アート系雑誌の仕事をしている岩崎裕貴は知り合いの合コンでかつての後輩・二階堂隼人と10年ぶりの再会をする。高校の美術部で一緒だった二人。将来の夢がアーティストだった岩崎。それが二階堂の才能を前に打ちのめされる。結局、卒業前にアーティストの夢をあきらめてしまう。

岩崎は先輩としてカッコ良くいたいのに、心に羨望や嫉妬を抱えてしまう。みっともなくて情けない自分から逃げ出した。だけど社会人になれば才能の塊はそこかしこに居る。それなのに二階堂との軋轢がいつまでも抜けない棘のように刺さっている。忘れているようで忘れられない後輩。

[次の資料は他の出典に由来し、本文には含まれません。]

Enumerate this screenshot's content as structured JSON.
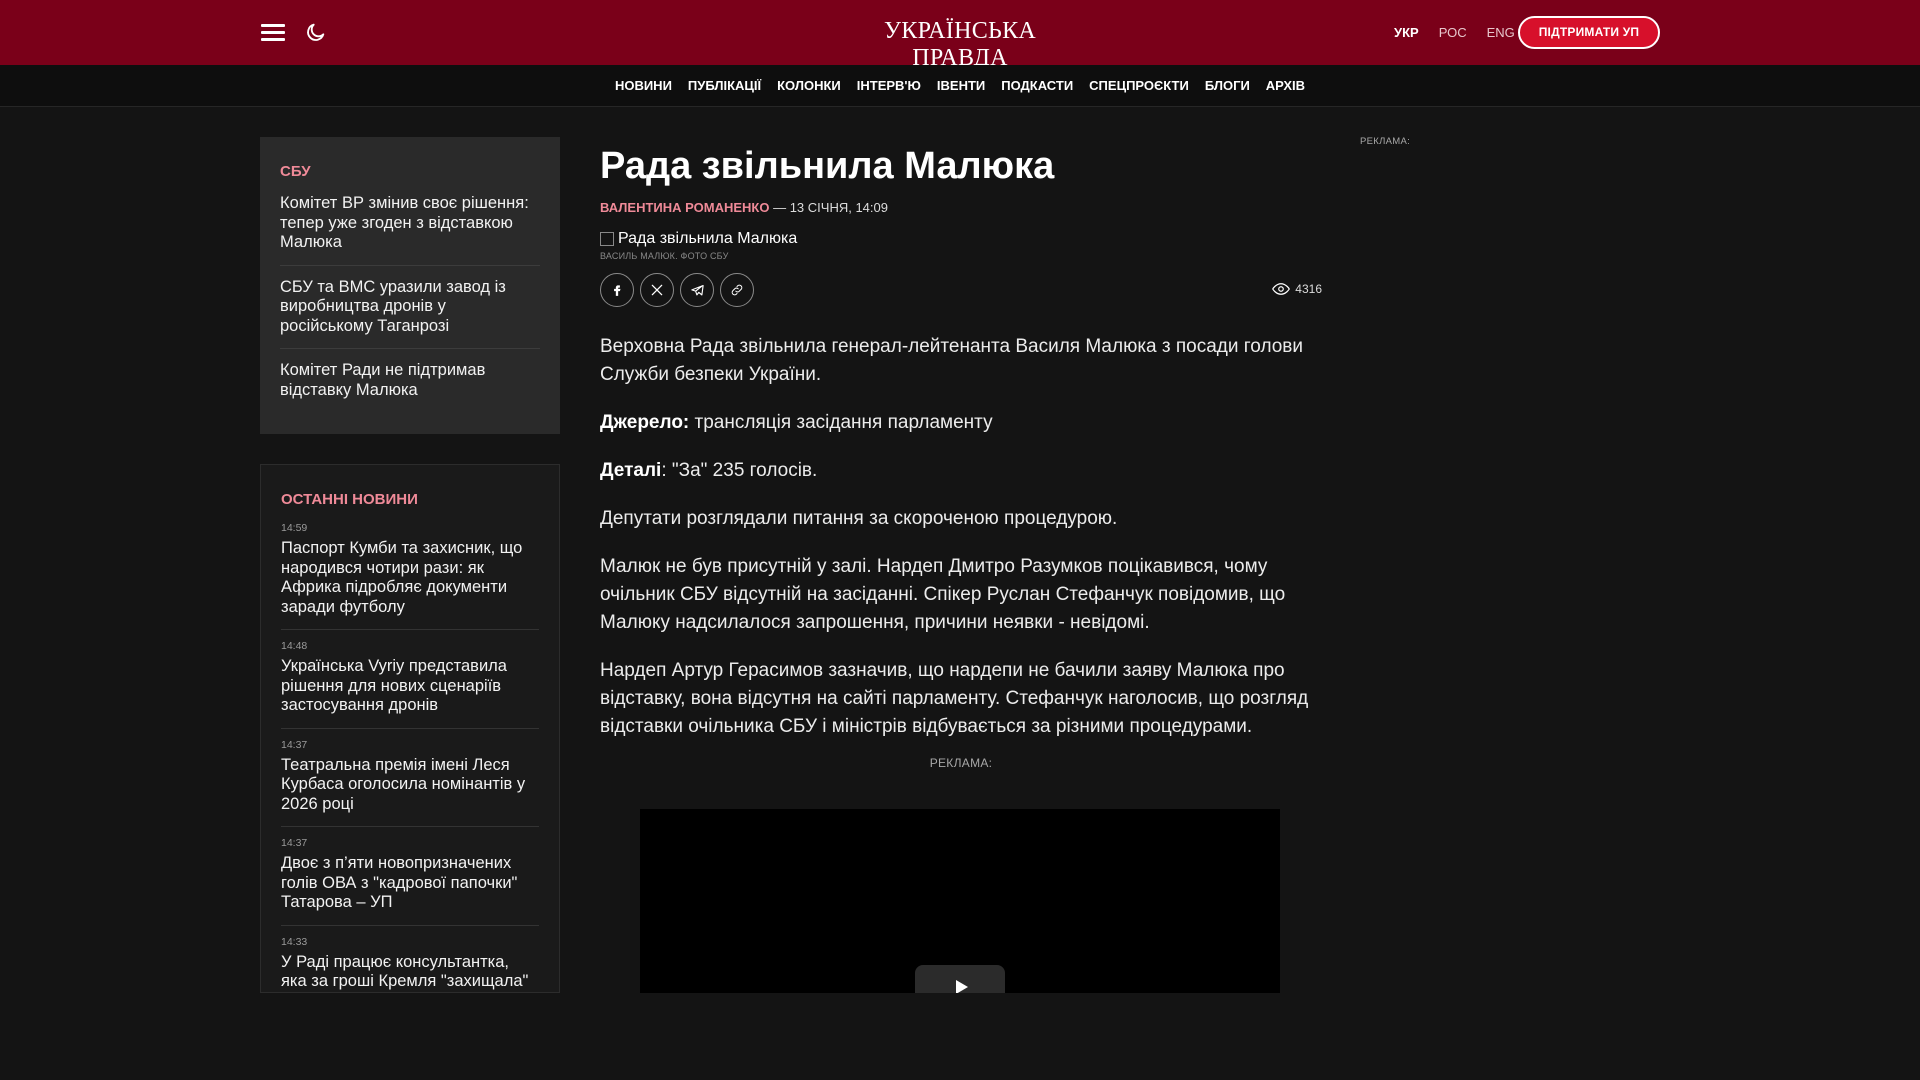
{
  "header": {
    "logo": "УКРАЇНСЬКА ПРАВДА",
    "langs": [
      "УКР",
      "РОС",
      "ENG"
    ],
    "support_label": "ПІДТРИМАТИ УП",
    "colors": {
      "bar": "#7a0019",
      "accent": "#d7102b"
    },
    "icons": [
      "hamburger-menu-icon",
      "moon-icon"
    ]
  },
  "nav": [
    "НОВИНИ",
    "ПУБЛІКАЦІЇ",
    "КОЛОНКИ",
    "ІНТЕРВ'Ю",
    "ІВЕНТИ",
    "ПОДКАСТИ",
    "СПЕЦПРОЄКТИ",
    "БЛОГИ",
    "АРХІВ"
  ],
  "sbu_card": {
    "tag": "СБУ",
    "items": [
      "Комітет ВР змінив своє рішення: тепер уже згоден з відставкою Малюка",
      "СБУ та ВМС уразили завод із виробництва дронів у російському Таганрозі",
      "Комітет Ради не підтримав відставку Малюка"
    ]
  },
  "latest": {
    "heading": "ОСТАННІ НОВИНИ",
    "items": [
      {
        "time": "14:59",
        "title": "Паспорт Кумби та захисник, що народився чотири рази: як Африка підробляє документи заради футболу"
      },
      {
        "time": "14:48",
        "title": "Українська Vyriy представила рішення для нових сценаріїв застосування дронів"
      },
      {
        "time": "14:37",
        "title": "Театральна премія імені Леся Курбаса оголосила номінантів у 2026 році"
      },
      {
        "time": "14:37",
        "title": "Двоє з п’яти новопризначених голів ОВА з \"кадрової папочки\" Татарова – УП"
      },
      {
        "time": "14:33",
        "title": "У Раді працює консультантка, яка за гроші Кремля \"захищала\" російськомовних в"
      }
    ]
  },
  "article": {
    "title": "Рада звільнила Малюка",
    "author": "ВАЛЕНТИНА РОМАНЕНКО",
    "date": "— 13 СІЧНЯ, 14:09",
    "photo_alt": "Рада звільнила Малюка",
    "photo_caption": "ВАСИЛЬ МАЛЮК. ФОТО СБУ",
    "share_icons": [
      "facebook-icon",
      "x-icon",
      "telegram-icon",
      "link-icon"
    ],
    "views": "4316",
    "lead": "Верховна Рада звільнила генерал-лейтенанта Василя Малюка з посади голови Служби безпеки України.",
    "source_label": "Джерело:",
    "source_text": " трансляція засідання парламенту",
    "details_label": "Деталі",
    "details_text": ": \"За\" 235 голосів.",
    "p1": "Депутати розглядали питання за скороченою процедурою.",
    "p2": "Малюк не був присутній у залі. Нардеп Дмитро Разумков поцікавився, чому очільник СБУ відсутній на засіданні. Спікер Руслан Стефанчук повідомив, що Малюку надсилалося запрошення, причини неявки - невідомі.",
    "p3": "Нардеп Артур Герасимов зазначив, що нардепи не бачили заяву Малюка про відставку, вона відсутня на сайті парламенту. Стефанчук наголосив, що розгляд відставки очільника СБУ і міністрів відбувається за різними процедурами.",
    "ad_label": "РЕКЛАМА:"
  },
  "right_ad_label": "РЕКЛАМА:"
}
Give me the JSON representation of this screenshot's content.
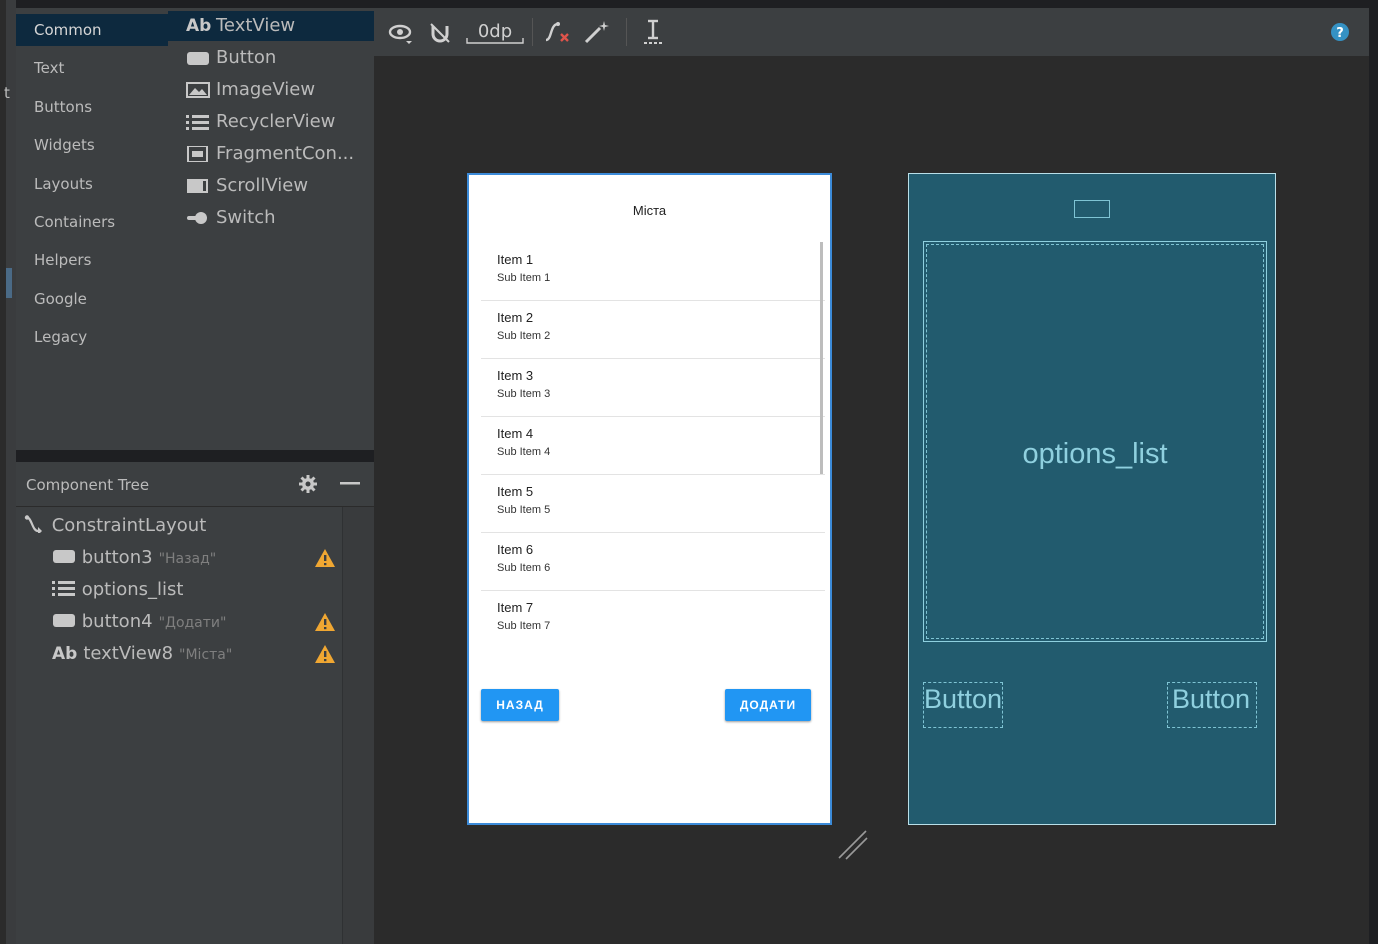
{
  "gutter": {
    "fragment_text": "t"
  },
  "palette": {
    "categories": [
      "Common",
      "Text",
      "Buttons",
      "Widgets",
      "Layouts",
      "Containers",
      "Helpers",
      "Google",
      "Legacy"
    ],
    "selected_category": "Common",
    "items": [
      {
        "label": "TextView",
        "icon": "textview-icon"
      },
      {
        "label": "Button",
        "icon": "button-icon"
      },
      {
        "label": "ImageView",
        "icon": "imageview-icon"
      },
      {
        "label": "RecyclerView",
        "icon": "recyclerview-icon"
      },
      {
        "label": "FragmentCon...",
        "icon": "fragment-container-icon"
      },
      {
        "label": "ScrollView",
        "icon": "scrollview-icon"
      },
      {
        "label": "Switch",
        "icon": "switch-icon"
      }
    ],
    "textview_prefix": "Ab"
  },
  "component_tree": {
    "title": "Component Tree",
    "root": "ConstraintLayout",
    "rows": [
      {
        "id": "button3",
        "text": "\"Назад\"",
        "warning": true
      },
      {
        "id": "options_list",
        "text": "",
        "warning": false
      },
      {
        "id": "button4",
        "text": "\"Додати\"",
        "warning": true
      },
      {
        "id": "textView8",
        "text": "\"Міста\"",
        "warning": true
      }
    ],
    "textview_prefix": "Ab"
  },
  "toolbar": {
    "margin_value": "0dp",
    "warning_color": "#f0a732",
    "accent": "#3592c4"
  },
  "phone": {
    "title": "Міста",
    "items": [
      {
        "title": "Item 1",
        "sub": "Sub Item 1"
      },
      {
        "title": "Item 2",
        "sub": "Sub Item 2"
      },
      {
        "title": "Item 3",
        "sub": "Sub Item 3"
      },
      {
        "title": "Item 4",
        "sub": "Sub Item 4"
      },
      {
        "title": "Item 5",
        "sub": "Sub Item 5"
      },
      {
        "title": "Item 6",
        "sub": "Sub Item 6"
      },
      {
        "title": "Item 7",
        "sub": "Sub Item 7"
      }
    ],
    "back_button": "НАЗАД",
    "add_button": "ДОДАТИ",
    "button_color": "#2196f3"
  },
  "blueprint": {
    "list_label": "options_list",
    "left_button": "Button",
    "right_button": "Button",
    "background": "#225b6e"
  }
}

二階堂は岩崎の絵に惹かれて美術部に入部した。絵に夢中な先輩の視線を自分に向けてほしかったけど、叶わず。再会後は二階堂の焼け木杭に火がついた(付き合っていたわけではないが、片想いは強かった)高校時代の想いとその後の経験が燃料となり、ボウボウと燃える。忙しい合い間に、自宅に来る岩崎をモデルにデッサンを描く。そして一枚が終わるたびにそれを渡す(作中はサラ~ッと流れている)これが言葉のないラブレターのようでたまらない。

荒削りのタッチだが、横顔や時折みせる視線に情熱があって感情が伝わってくる。攻めのカッコよさはマスト。そのうえで受けの表情もやわらかくて(攻めフィルターが入っているのか?)色気がチラチラするのが良かった。

先輩の刺さった棘は二階堂の恋の業火が燃やしてしまった。二人で思う存分夢中になってほしい。